Pendant ses études, Rolando dresse les bases d'une association destinée à aider les producteurs de la région, en y introduisant une dimension de long terme. En effet, dans ce milieu de paysans pauvres, la pression quotidienne prend souvent le pas sur l'avenir et pousse les producteurs à la surproduction, ou à l'altération des méthodes de production traditionnelles pour répondre à une demande croissante.

En 2007, son master en poche, Rolando lance le projet Casa Agava de Cortes, ainsi que sa propre marque de mezcal, qui porte le même nom. Puis, trois ans plus tard, el Jolgorio, qui propose une sélection de mezcals d'agaves haut de gamme provenants de différents producteurs de Oaxaca, dont Sergio Gonzalo Hernandez.

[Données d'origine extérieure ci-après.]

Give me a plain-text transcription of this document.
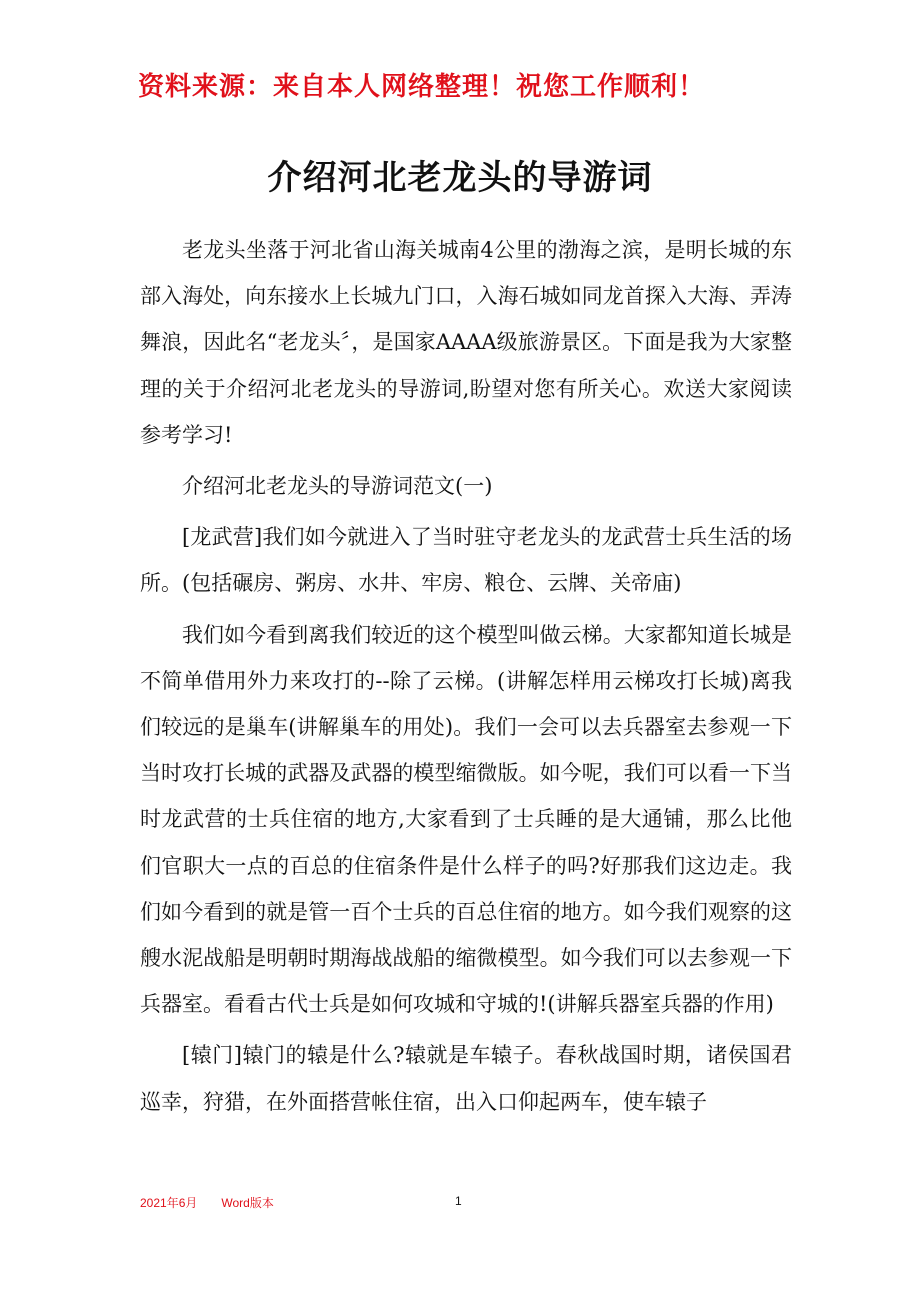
资料来源：来自本人网络整理！祝您工作顺利！
介绍河北老龙头的导游词

老龙头坐落于河北省山海关城南4公里的渤海之滨，是明长城的东部入海处，向东接水上长城九门口，入海石城如同龙首探入大海、弄涛舞浪，因此名“老龙头〞，是国家AAAA级旅游景区。下面是我为大家整理的关于介绍河北老龙头的导游词,盼望对您有所关心。欢送大家阅读参考学习!

介绍河北老龙头的导游词范文(一)

[龙武营]我们如今就进入了当时驻守老龙头的龙武营士兵生活的场所。(包括碾房、粥房、水井、牢房、粮仓、云牌、关帝庙)

我们如今看到离我们较近的这个模型叫做云梯。大家都知道长城是不简单借用外力来攻打的--除了云梯。(讲解怎样用云梯攻打长城)离我们较远的是巢车(讲解巢车的用处)。我们一会可以去兵器室去参观一下当时攻打长城的武器及武器的模型缩微版。如今呢，我们可以看一下当时龙武营的士兵住宿的地方,大家看到了士兵睡的是大通铺，那么比他们官职大一点的百总的住宿条件是什么样子的吗?好那我们这边走。我们如今看到的就是管一百个士兵的百总住宿的地方。如今我们观察的这艘水泥战船是明朝时期海战战船的缩微模型。如今我们可以去参观一下兵器室。看看古代士兵是如何攻城和守城的!(讲解兵器室兵器的作用)

[辕门]辕门的辕是什么?辕就是车辕子。春秋战国时期，诸侯国君巡幸，狩猎，在外面搭营帐住宿，出入口仰起两车，使车辕子

2021年6月 Word版本	1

L'organisation Casa Agava de Cortes impose à ses membres des contraintes de qualité: certification, traçabilité, respect des traditions et permet un système de production plus entrepreneurial. Une façon de réconcilier tradition et entrepreneuriat, apportant aux mezcaleros une fierté et une utilité qu'ils n'avaient pas.  

«Je crois que la majorité des producteurs de mezcal ont l'impression qu'ils font ce travail parce qu'ils ne sont pas allés à l'école, ils se sentent inférieurs aux autres», explique-t-il avant de renchérir: «Alors que ces méthodes empiriques, dont eux seuls ont la connaissance, sont la force de cette production.»